Pubblichiamo la prefazione al nuovo volume di Stefania Felasca e Luca Geronico, «Le chiavi della pace. Il viaggio di Francesco nella terra di Abramo» (In dialogo, 160 pagine, 15 euro).
Non è la prima volta che mi è richiesta una riflessione sul viaggio apostolico del Santo Padre in Iraq (5-8 marzo 2021). Eppure, credetemi, sono sempre contento di portare il mio contributo perché davvero questa visita è stata un momento altamente significativo nel cammino del dialogo interreligioso.
Sono pertanto grato di questa iniziativa che raccoglie in un volume una miscellanea degli articoli e degli editoriali pubblicati a firma di Stefania Falasca e Luca Geronico entrambi inviati del quotidiano Avvenire.
Permettetemi di complimentarmi con i due autori perché hanno seguito passo passo lo svolgersi del viaggio apostolico, offrendo ai lettori la possibilità di conoscere l’Iraq e la sua gente, senza perdere di vista il messaggio che ha voluto portare il Santo Padre: «Siete tutti fratelli». Hanno così vissuto quanto scritto da papa Francesco: «Tutti siamo chiamati a essere testimoni della verità: ad andare, vedere e condividere».
Infine mi piace l’idea che questa pubblicazione sia distribuita principalmente nelle parrocchie, così da assicurarne un’ampia diffusione che favorisca la riflessione della comunità cristiana sia sul messaggio di fraternità proposto da papa Francesco che sul dialogo interreligioso.
Tutto il viaggio in Iraq è stato significativo. Ogni momento è stato segnato da gesti e parole che lasciano il segno. La situazione difficile in cui versa quel Paese ha reso particolare l’iniziativa del Pontefice. Sappiamo tutti che è un Paese a tutt’oggi non pacificato e che deve ancora riprendersi da decenni segnati da guerre, violenze e distruzioni.
Non c’è alcun dubbio che io sia stato un privilegiato per avere partecipato di persona al viaggio apostolico in Iraq, un evento che in tanti hanno definito “storico”.
Da cristiano ho sofferto nel vedere con i miei occhi la devastazione di quel Paese. Tutto parla ancora della guerra e delle tante violenze subite non solo dai cristiani.
Senza retorica alcuna, si può affermare che la visita di Francesco in Iraq, assieme al Documento sulla fratellanza umana per la pace mondiale e la convivenza comune, siglato il 4 febbraio 2019 ad Abu Dhabi dal Papa e dall’imam al-Tayyeb, siano delle pietre miliari nel cammino del dialogo interreligioso e della fraternità umana.

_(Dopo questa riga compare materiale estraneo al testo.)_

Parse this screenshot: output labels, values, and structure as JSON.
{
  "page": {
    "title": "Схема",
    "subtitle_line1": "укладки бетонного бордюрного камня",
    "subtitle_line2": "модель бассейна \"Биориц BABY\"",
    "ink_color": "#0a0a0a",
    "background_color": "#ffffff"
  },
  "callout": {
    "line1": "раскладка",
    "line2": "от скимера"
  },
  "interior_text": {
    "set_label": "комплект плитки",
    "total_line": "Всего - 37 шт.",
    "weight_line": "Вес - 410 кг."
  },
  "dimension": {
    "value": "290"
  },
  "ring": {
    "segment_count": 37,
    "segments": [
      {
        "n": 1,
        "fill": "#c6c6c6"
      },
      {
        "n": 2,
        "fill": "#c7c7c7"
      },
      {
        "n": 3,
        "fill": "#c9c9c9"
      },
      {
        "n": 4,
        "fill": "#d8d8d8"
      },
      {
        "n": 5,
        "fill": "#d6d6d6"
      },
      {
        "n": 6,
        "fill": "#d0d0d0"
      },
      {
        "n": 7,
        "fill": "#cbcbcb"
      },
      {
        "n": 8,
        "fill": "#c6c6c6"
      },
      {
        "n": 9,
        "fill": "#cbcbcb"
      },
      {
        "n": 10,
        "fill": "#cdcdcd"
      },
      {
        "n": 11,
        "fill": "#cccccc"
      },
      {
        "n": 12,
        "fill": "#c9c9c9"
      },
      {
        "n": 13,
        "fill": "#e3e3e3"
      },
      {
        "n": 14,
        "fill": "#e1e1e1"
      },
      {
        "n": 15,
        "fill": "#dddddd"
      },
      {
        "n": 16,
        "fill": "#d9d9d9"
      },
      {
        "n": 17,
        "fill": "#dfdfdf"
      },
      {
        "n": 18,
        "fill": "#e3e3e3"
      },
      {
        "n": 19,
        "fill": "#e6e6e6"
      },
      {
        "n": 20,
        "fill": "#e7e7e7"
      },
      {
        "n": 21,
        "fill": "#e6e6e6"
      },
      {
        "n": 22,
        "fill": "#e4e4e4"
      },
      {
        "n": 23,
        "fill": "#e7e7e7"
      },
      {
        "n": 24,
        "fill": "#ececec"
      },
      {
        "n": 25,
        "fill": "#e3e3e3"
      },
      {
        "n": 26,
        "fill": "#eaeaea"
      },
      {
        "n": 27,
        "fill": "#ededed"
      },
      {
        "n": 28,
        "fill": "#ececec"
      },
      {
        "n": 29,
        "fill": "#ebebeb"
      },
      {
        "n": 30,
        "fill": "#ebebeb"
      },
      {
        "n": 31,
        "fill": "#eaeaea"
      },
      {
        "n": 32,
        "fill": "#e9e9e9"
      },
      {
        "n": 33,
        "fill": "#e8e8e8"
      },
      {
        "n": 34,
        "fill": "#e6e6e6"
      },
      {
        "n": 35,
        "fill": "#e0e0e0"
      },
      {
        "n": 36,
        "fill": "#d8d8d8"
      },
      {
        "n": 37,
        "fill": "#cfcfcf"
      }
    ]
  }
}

La visita di cortesia al grande ayatollah Sayyid Ali Al-Husayni al-Sistani, una delle personalità più simboliche e significative del mondo sciita, è stata davvero importante ed è andata nella direzione proprio della costruzione di questa fraternità fra cristiani e musulmani.
L’appuntamento di Ur, nella città da cui partì il patriarca Abramo, è stata un’occasione per pregare insieme ai credenti di altre tradizioni religiose, in particolare musulmani, per ritrovare le ragioni di una convivenza tra fratelli, così da ricostruire un tessuto sociale oltre le fazioni e le etnie, e per lanciare un messaggio al Medio Oriente e al mondo intero. Papa Francesco non ha parlato di una fratellanza teorica ma ha chiesto a tutti di impegnarsi «perché si realizzi il sogno di Dio: che la famiglia umana diventi ospitale e accogliente verso tutti i suoi figli; che, guardando il medesimo cielo, cammini in pace sulla stessa terra».
La presenza del Santo Padre in terra irachena ha non solo incoraggiato la comunità cattolica ma anche mostrato la presenza reale dei cristiani e la possibilità di vivere fianco a fianco con credenti di altre religioni.
Mi auguro che tutti gli iracheni che si sono riuniti insieme, attorno a papa Francesco, testimonieranno la fraternità umana e l’importanza del dialogo interreligioso.